Intuition first, formal definition second. Skim the bullets if you already know this; read the prose if you don't.

Files broken into fixed-size chunks (64MB). Master holds metadata; chunkservers hold data. Replication for durability; append-only writes for simplicity at scale; lease-based primary chunkserver coordinates writes.

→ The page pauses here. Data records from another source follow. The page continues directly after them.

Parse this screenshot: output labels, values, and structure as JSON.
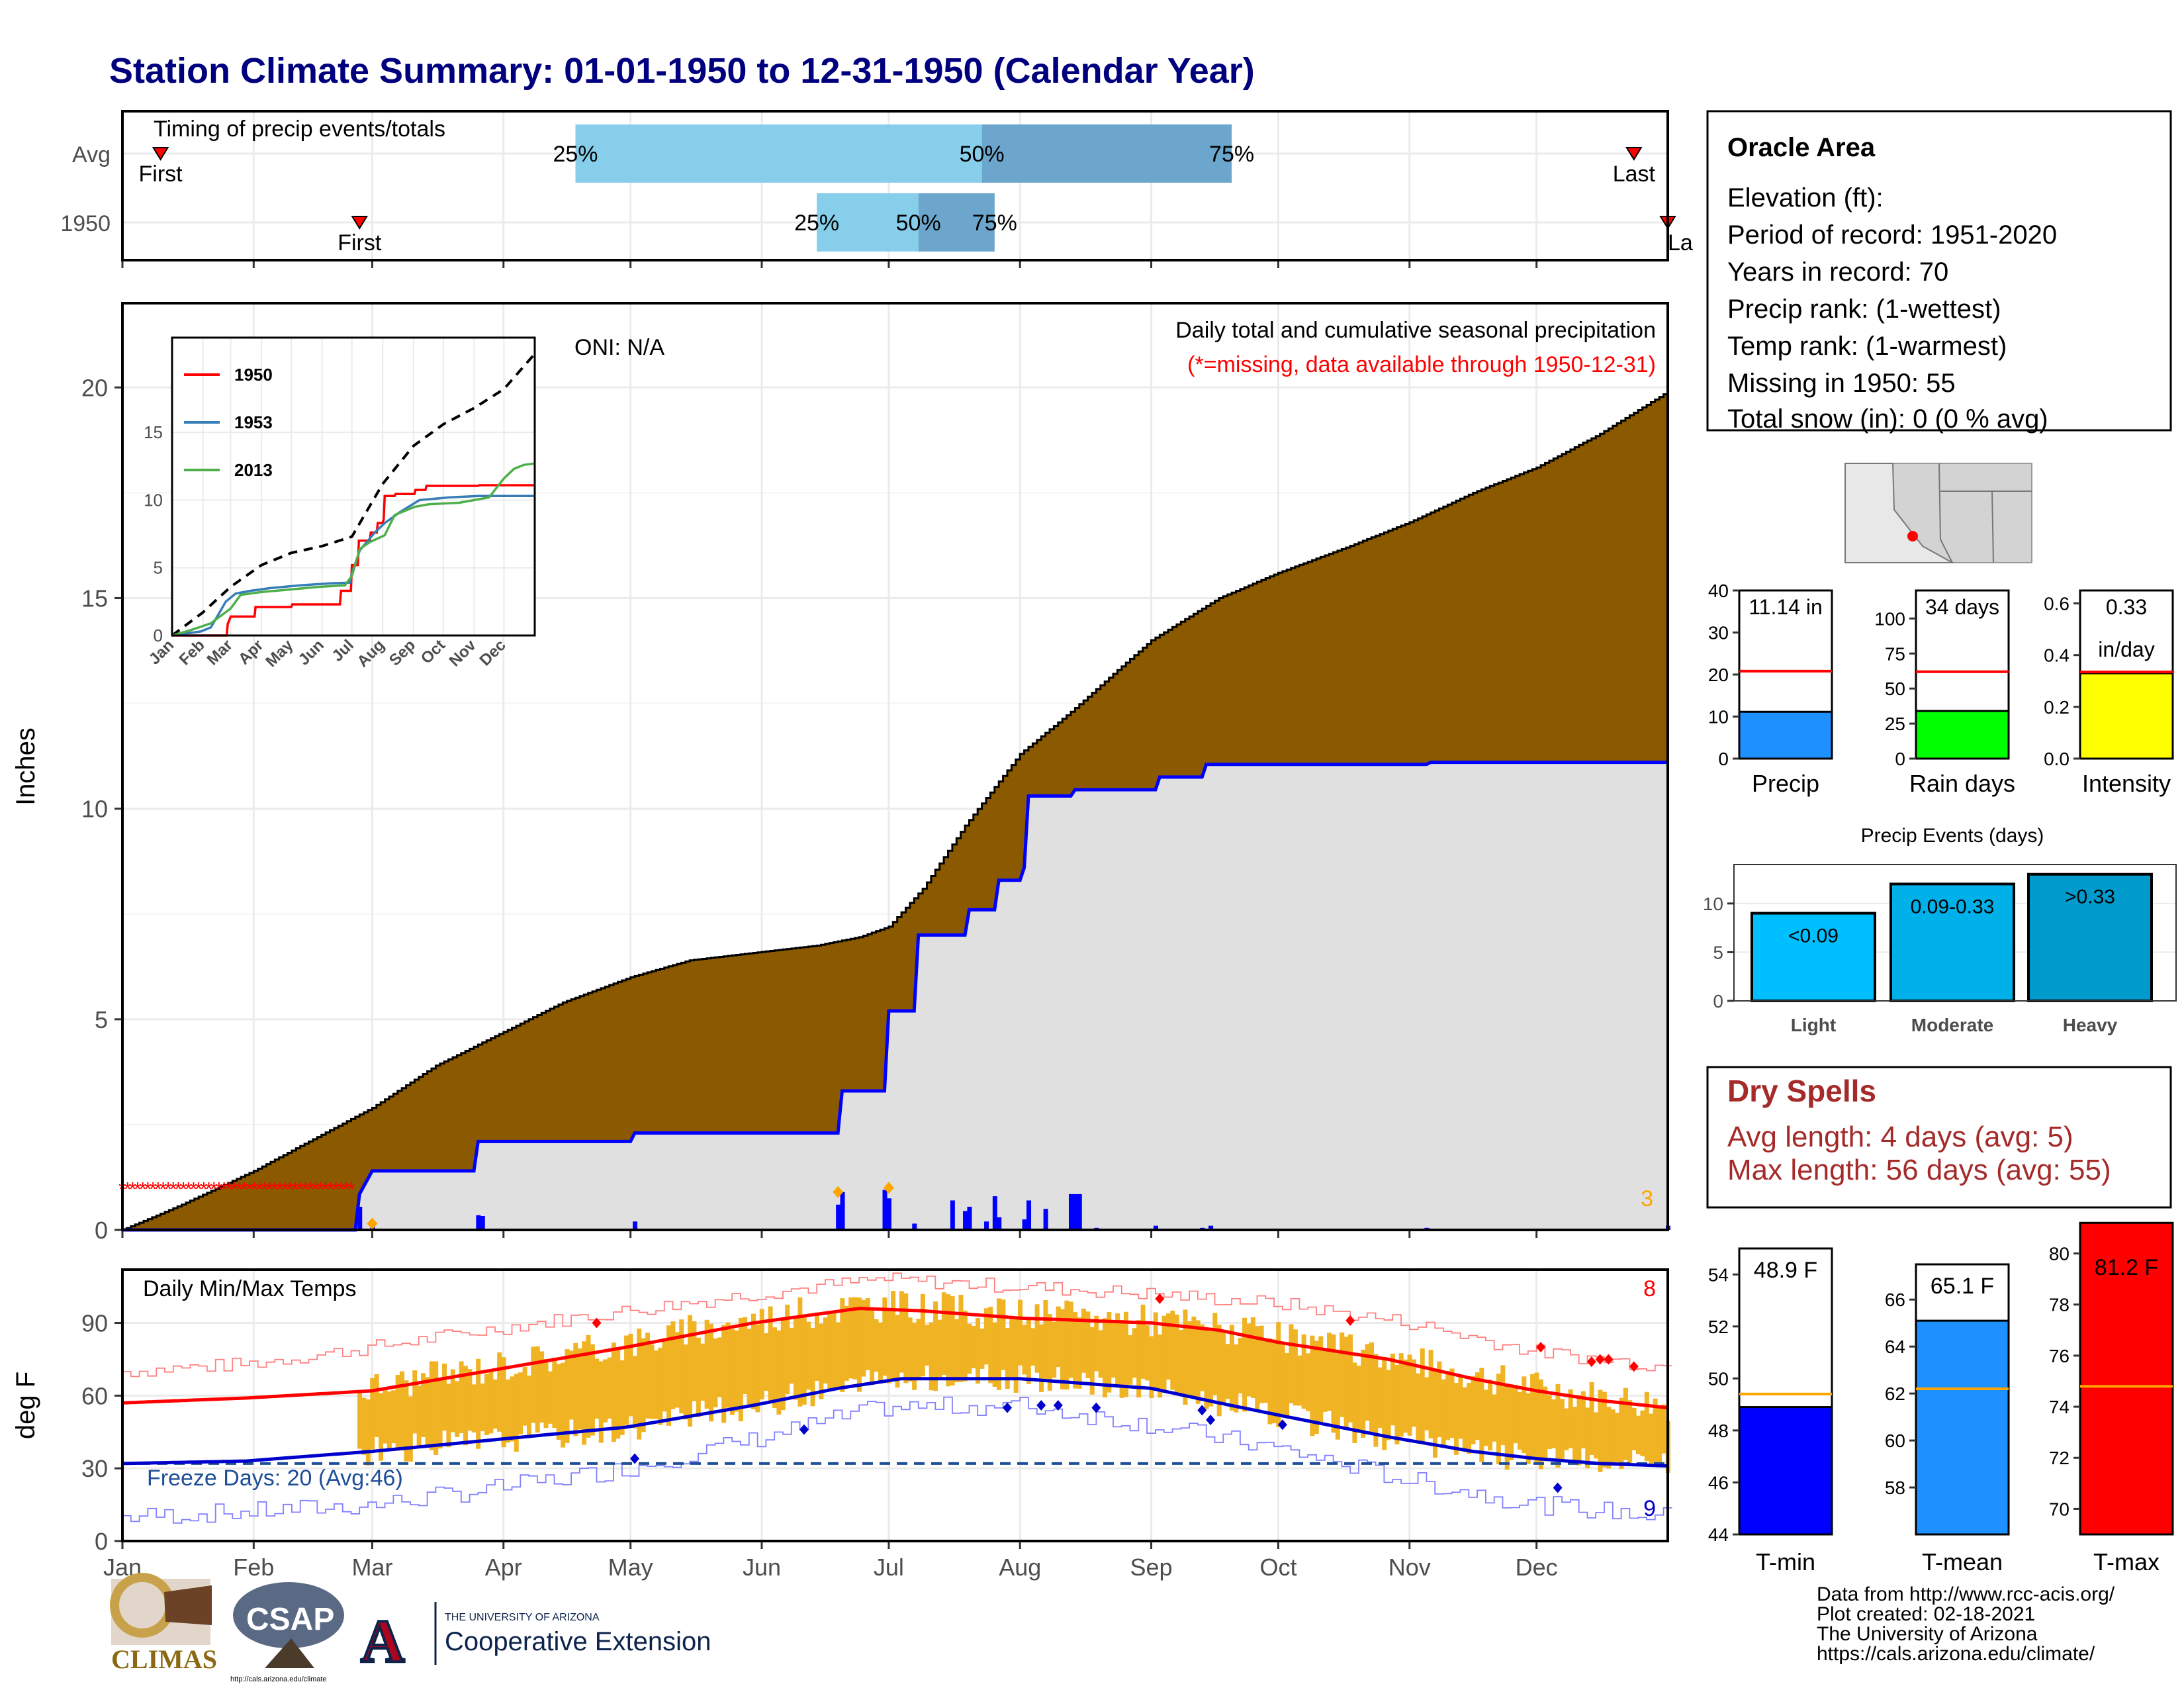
{
  "title": "Station Climate Summary: 01-01-1950 to 12-31-1950 (Calendar Year)",
  "colors": {
    "title": "#00007f",
    "precip_fill": "#8b5a00",
    "precip_avg_fill": "#e0e0e0",
    "avg_line": "#0000ff",
    "quartile_light": "#87ceeb",
    "quartile_dark": "#6ca6cd",
    "temp_bar": "#f0b323",
    "tmax_avg": "#ff0000",
    "tmin_avg": "#0000cd",
    "light": "#00bfff",
    "moderate": "#00b0e8",
    "heavy": "#009acd",
    "rain_days": "#00ff00",
    "intensity": "#ffff00",
    "precip_bar": "#1e90ff",
    "dry_spells": "#a52a2a"
  },
  "timing": {
    "label": "Timing of precip events/totals",
    "rows": [
      {
        "name": "Avg",
        "first_label": "First",
        "last_label": "Last",
        "first_day": 10,
        "last_day": 358,
        "q25_label": "25%",
        "q50_label": "50%",
        "q75_label": "75%",
        "q25": 108,
        "q50": 204,
        "q75": 263
      },
      {
        "name": "1950",
        "first_label": "First",
        "last_label": "La",
        "first_day": 57,
        "last_day": 366,
        "q25_label": "25%",
        "q50_label": "50%",
        "q75_label": "75%",
        "q25": 165,
        "q50": 189,
        "q75": 207
      }
    ]
  },
  "month_labels": [
    "Jan",
    "Feb",
    "Mar",
    "Apr",
    "May",
    "Jun",
    "Jul",
    "Aug",
    "Sep",
    "Oct",
    "Nov",
    "Dec"
  ],
  "month_days": [
    1,
    32,
    60,
    91,
    121,
    152,
    182,
    213,
    244,
    274,
    305,
    335
  ],
  "main_chart": {
    "ylabel": "Inches",
    "yticks": [
      "0",
      "5",
      "10",
      "15",
      "20"
    ],
    "ylim": [
      0,
      22
    ],
    "oni": "ONI: N/A",
    "header": "Daily total and cumulative seasonal precipitation",
    "missing_note": "(*=missing, data available through 1950-12-31)",
    "corner_count": "3",
    "avg_cumulative": [
      [
        1,
        0
      ],
      [
        15,
        0.6
      ],
      [
        32,
        1.4
      ],
      [
        45,
        2.1
      ],
      [
        60,
        2.9
      ],
      [
        75,
        3.9
      ],
      [
        91,
        4.7
      ],
      [
        105,
        5.4
      ],
      [
        121,
        6.0
      ],
      [
        135,
        6.4
      ],
      [
        152,
        6.6
      ],
      [
        165,
        6.75
      ],
      [
        175,
        6.95
      ],
      [
        182,
        7.2
      ],
      [
        190,
        8.1
      ],
      [
        200,
        9.6
      ],
      [
        213,
        11.3
      ],
      [
        225,
        12.3
      ],
      [
        235,
        13.2
      ],
      [
        244,
        14.0
      ],
      [
        260,
        15.0
      ],
      [
        274,
        15.6
      ],
      [
        290,
        16.2
      ],
      [
        305,
        16.8
      ],
      [
        320,
        17.5
      ],
      [
        335,
        18.1
      ],
      [
        350,
        18.9
      ],
      [
        366,
        19.9
      ]
    ],
    "obs_cumulative": [
      [
        1,
        0
      ],
      [
        56,
        0
      ],
      [
        57,
        0.85
      ],
      [
        60,
        1.4
      ],
      [
        84,
        1.4
      ],
      [
        85,
        2.1
      ],
      [
        121,
        2.1
      ],
      [
        122,
        2.3
      ],
      [
        170,
        2.3
      ],
      [
        171,
        3.3
      ],
      [
        181,
        3.3
      ],
      [
        182,
        5.2
      ],
      [
        188,
        5.2
      ],
      [
        189,
        7.0
      ],
      [
        200,
        7.0
      ],
      [
        201,
        7.6
      ],
      [
        207,
        7.6
      ],
      [
        208,
        8.3
      ],
      [
        213,
        8.3
      ],
      [
        214,
        8.6
      ],
      [
        215,
        10.3
      ],
      [
        225,
        10.3
      ],
      [
        226,
        10.45
      ],
      [
        245,
        10.45
      ],
      [
        246,
        10.75
      ],
      [
        256,
        10.75
      ],
      [
        257,
        11.05
      ],
      [
        309,
        11.05
      ],
      [
        310,
        11.1
      ],
      [
        366,
        11.1
      ]
    ],
    "daily_bars": [
      [
        57,
        0.55
      ],
      [
        60,
        0.15
      ],
      [
        85,
        0.35
      ],
      [
        86,
        0.33
      ],
      [
        122,
        0.2
      ],
      [
        170,
        0.6
      ],
      [
        171,
        0.9
      ],
      [
        181,
        0.95
      ],
      [
        182,
        0.75
      ],
      [
        188,
        0.15
      ],
      [
        197,
        0.7
      ],
      [
        200,
        0.45
      ],
      [
        201,
        0.55
      ],
      [
        205,
        0.2
      ],
      [
        207,
        0.8
      ],
      [
        208,
        0.3
      ],
      [
        214,
        0.25
      ],
      [
        215,
        0.7
      ],
      [
        219,
        0.5
      ],
      [
        225,
        0.85
      ],
      [
        226,
        0.85
      ],
      [
        227,
        0.85
      ],
      [
        231,
        0.05
      ],
      [
        245,
        0.1
      ],
      [
        256,
        0.05
      ],
      [
        258,
        0.1
      ],
      [
        309,
        0.05
      ],
      [
        366,
        0.1
      ]
    ],
    "missing_days": [
      1,
      56
    ]
  },
  "inset": {
    "yticks": [
      "0",
      "5",
      "10",
      "15"
    ],
    "series": [
      {
        "name": "1950",
        "color": "#ff0000",
        "values": [
          [
            1,
            0
          ],
          [
            56,
            0
          ],
          [
            57,
            0.85
          ],
          [
            60,
            1.4
          ],
          [
            84,
            1.4
          ],
          [
            85,
            2.1
          ],
          [
            121,
            2.1
          ],
          [
            122,
            2.3
          ],
          [
            170,
            2.3
          ],
          [
            171,
            3.3
          ],
          [
            181,
            3.3
          ],
          [
            182,
            5.2
          ],
          [
            188,
            5.2
          ],
          [
            189,
            7.0
          ],
          [
            200,
            7.0
          ],
          [
            201,
            7.6
          ],
          [
            207,
            7.6
          ],
          [
            208,
            8.3
          ],
          [
            213,
            8.3
          ],
          [
            214,
            8.6
          ],
          [
            215,
            10.3
          ],
          [
            225,
            10.3
          ],
          [
            226,
            10.45
          ],
          [
            245,
            10.45
          ],
          [
            246,
            10.75
          ],
          [
            256,
            10.75
          ],
          [
            257,
            11.05
          ],
          [
            309,
            11.05
          ],
          [
            310,
            11.1
          ],
          [
            366,
            11.1
          ]
        ]
      },
      {
        "name": "1953",
        "color": "#377eb8",
        "values": [
          [
            1,
            0
          ],
          [
            30,
            0.3
          ],
          [
            40,
            0.6
          ],
          [
            48,
            1.6
          ],
          [
            55,
            2.5
          ],
          [
            65,
            3.1
          ],
          [
            80,
            3.3
          ],
          [
            100,
            3.5
          ],
          [
            130,
            3.7
          ],
          [
            160,
            3.85
          ],
          [
            180,
            3.9
          ],
          [
            182,
            4.6
          ],
          [
            190,
            6.3
          ],
          [
            205,
            7.6
          ],
          [
            215,
            8.3
          ],
          [
            230,
            9.1
          ],
          [
            250,
            10.0
          ],
          [
            280,
            10.2
          ],
          [
            310,
            10.3
          ],
          [
            340,
            10.3
          ],
          [
            366,
            10.3
          ]
        ]
      },
      {
        "name": "2013",
        "color": "#4daf4a",
        "values": [
          [
            1,
            0
          ],
          [
            20,
            0.4
          ],
          [
            40,
            0.9
          ],
          [
            60,
            2.0
          ],
          [
            70,
            3.0
          ],
          [
            90,
            3.2
          ],
          [
            120,
            3.4
          ],
          [
            150,
            3.6
          ],
          [
            175,
            3.7
          ],
          [
            182,
            4.4
          ],
          [
            190,
            6.4
          ],
          [
            200,
            6.9
          ],
          [
            215,
            7.4
          ],
          [
            225,
            8.9
          ],
          [
            245,
            9.5
          ],
          [
            260,
            9.7
          ],
          [
            290,
            9.8
          ],
          [
            320,
            10.2
          ],
          [
            335,
            11.6
          ],
          [
            345,
            12.3
          ],
          [
            355,
            12.6
          ],
          [
            366,
            12.7
          ]
        ]
      }
    ],
    "avg_values": [
      [
        1,
        0
      ],
      [
        32,
        1.7
      ],
      [
        60,
        3.6
      ],
      [
        91,
        5.2
      ],
      [
        121,
        6.1
      ],
      [
        152,
        6.6
      ],
      [
        182,
        7.3
      ],
      [
        213,
        11.2
      ],
      [
        244,
        14.0
      ],
      [
        274,
        15.6
      ],
      [
        305,
        16.8
      ],
      [
        335,
        18.2
      ],
      [
        366,
        20.8
      ]
    ]
  },
  "station": {
    "name": "Oracle Area",
    "lines": [
      "Elevation (ft):",
      "Period of record: 1951-2020",
      "Years in record: 70",
      "Precip rank:  (1-wettest)",
      "Temp rank:  (1-warmest)",
      "Missing in 1950: 55",
      "Total snow (in): 0 (0 % avg)"
    ]
  },
  "gauges": [
    {
      "label": "Precip",
      "value_text": "11.14 in",
      "value": 11.14,
      "avg": 20.8,
      "ticks": [
        "0",
        "10",
        "20",
        "30",
        "40"
      ],
      "ymax": 40,
      "color": "#1e90ff"
    },
    {
      "label": "Rain days",
      "value_text": "34 days",
      "value": 34,
      "avg": 62,
      "ticks": [
        "0",
        "25",
        "50",
        "75",
        "100"
      ],
      "ymax": 120,
      "color": "#00ff00"
    },
    {
      "label": "Intensity",
      "value_text": "0.33",
      "value_text2": "in/day",
      "value": 0.33,
      "avg": 0.335,
      "ticks": [
        "0.0",
        "0.2",
        "0.4",
        "0.6"
      ],
      "ymax": 0.65,
      "color": "#ffff00"
    }
  ],
  "events": {
    "title": "Precip Events (days)",
    "yticks": [
      "0",
      "5",
      "10"
    ],
    "ymax": 14,
    "categories": [
      "Light",
      "Moderate",
      "Heavy"
    ],
    "labels": [
      "<0.09",
      "0.09-0.33",
      ">0.33"
    ],
    "values": [
      9,
      12,
      13
    ]
  },
  "dry_spells": {
    "title": "Dry Spells",
    "avg_length": "Avg length: 4 days (avg: 5)",
    "max_length": "Max length: 56 days (avg: 55)"
  },
  "temps": {
    "title": "Daily Min/Max Temps",
    "ylabel": "deg F",
    "yticks": [
      "0",
      "30",
      "60",
      "90"
    ],
    "ylim": [
      0,
      112
    ],
    "freeze": "Freeze Days: 20 (Avg:46)",
    "freeze_line": 32,
    "hot_count": "8",
    "cold_count": "9",
    "tmax_avg": [
      [
        1,
        57
      ],
      [
        30,
        59
      ],
      [
        60,
        62
      ],
      [
        90,
        71
      ],
      [
        120,
        80
      ],
      [
        150,
        90
      ],
      [
        175,
        96
      ],
      [
        190,
        95
      ],
      [
        213,
        92
      ],
      [
        244,
        90
      ],
      [
        260,
        87
      ],
      [
        274,
        82
      ],
      [
        300,
        75
      ],
      [
        320,
        67
      ],
      [
        335,
        62
      ],
      [
        350,
        58
      ],
      [
        366,
        55
      ]
    ],
    "tmin_avg": [
      [
        1,
        32
      ],
      [
        30,
        33
      ],
      [
        60,
        37
      ],
      [
        90,
        42
      ],
      [
        120,
        47
      ],
      [
        150,
        56
      ],
      [
        170,
        63
      ],
      [
        185,
        67
      ],
      [
        213,
        67
      ],
      [
        244,
        63
      ],
      [
        260,
        57
      ],
      [
        274,
        52
      ],
      [
        300,
        43
      ],
      [
        320,
        37
      ],
      [
        335,
        34
      ],
      [
        350,
        32
      ],
      [
        366,
        31
      ]
    ],
    "tmax_record": [
      [
        1,
        70
      ],
      [
        30,
        73
      ],
      [
        60,
        80
      ],
      [
        90,
        88
      ],
      [
        120,
        95
      ],
      [
        150,
        102
      ],
      [
        180,
        108
      ],
      [
        213,
        105
      ],
      [
        244,
        102
      ],
      [
        274,
        98
      ],
      [
        305,
        90
      ],
      [
        335,
        78
      ],
      [
        366,
        72
      ]
    ],
    "tmin_record": [
      [
        1,
        10
      ],
      [
        30,
        12
      ],
      [
        60,
        15
      ],
      [
        90,
        22
      ],
      [
        120,
        30
      ],
      [
        150,
        42
      ],
      [
        180,
        55
      ],
      [
        213,
        56
      ],
      [
        244,
        48
      ],
      [
        274,
        38
      ],
      [
        305,
        25
      ],
      [
        335,
        15
      ],
      [
        366,
        10
      ]
    ]
  },
  "temp_gauges": [
    {
      "label": "T-min",
      "value_text": "48.9 F",
      "value": 48.9,
      "avg": 49.4,
      "ymin": 44,
      "ymax": 55,
      "ticks": [
        "44",
        "46",
        "48",
        "50",
        "52",
        "54"
      ],
      "color": "#0000ff"
    },
    {
      "label": "T-mean",
      "value_text": "65.1 F",
      "value": 65.1,
      "avg": 62.2,
      "ymin": 56,
      "ymax": 67.5,
      "ticks": [
        "58",
        "60",
        "62",
        "64",
        "66"
      ],
      "color": "#1e90ff"
    },
    {
      "label": "T-max",
      "value_text": "81.2 F",
      "value": 81.2,
      "avg": 74.8,
      "ymin": 69,
      "ymax": 80.3,
      "ticks": [
        "70",
        "72",
        "74",
        "76",
        "78",
        "80"
      ],
      "color": "#ff0000"
    }
  ],
  "footer": {
    "lines": [
      "Data from http://www.rcc-acis.org/",
      "Plot created: 02-18-2021",
      "The University of Arizona",
      "https://cals.arizona.edu/climate/"
    ]
  },
  "logos": {
    "climas": "CLIMAS",
    "csap": "CSAP",
    "csap_url": "http://cals.arizona.edu/climate",
    "ua_small": "THE UNIVERSITY OF ARIZONA",
    "ua_big": "Cooperative Extension"
  }
}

Master node: namespace + file→chunks→replicas mapping. Chunkservers: hold 64MB chunks on local disk. Reads go directly to chunkserver (master only serves locations). Writes: client gets primary replica from master, primary orders mutations, secondaries follow. Replication factor 3 default. Heartbeats from chunkservers; master re-replicates on detected loss. Colossus (successor) replaces single master with sharded metadata + Reed-Solomon erasure coding for storage efficiency.

When to use

Foundation for compute frameworks (MapReduce, Spark), data lakes, log archival.

When not to

Small files (master metadata bloat). Low-latency random writes, use NewSQL.

flowchart TB
  Client([Client]) -->|metadata request| Master[Master · namespace + chunk map]
  Client -->|read chunk| CS1[Chunkserver 1]
  Client -->|write chunk| Primary[Primary Replica]
  Primary --> Sec1[Secondary 1]
  Primary --> Sec2[Secondary 2]
  CS1 -.heartbeat.-> Master
  Sec1 -.heartbeat.-> Master
  Sec2 -.heartbeat.-> Master
  Master --> Repair[Re-replication on failure]

Key insights

  • Append-only avoids the hardest writes: in-place updates. Most workloads (logs, MapReduce intermediates) accept this.
  • Master metadata fits in RAM if average chunk is 64MB, 1PB cluster = 16M chunks × ~64B metadata = 1GB.
  • Replication for durability; erasure coding (Reed-Solomon) replaces it in Colossus for storage efficiency.
  • Lease-based primary avoids needing consensus per write, primary holds 60s lease.
  • Single master is the historical bottleneck; Colossus shards metadata via consistent hashing.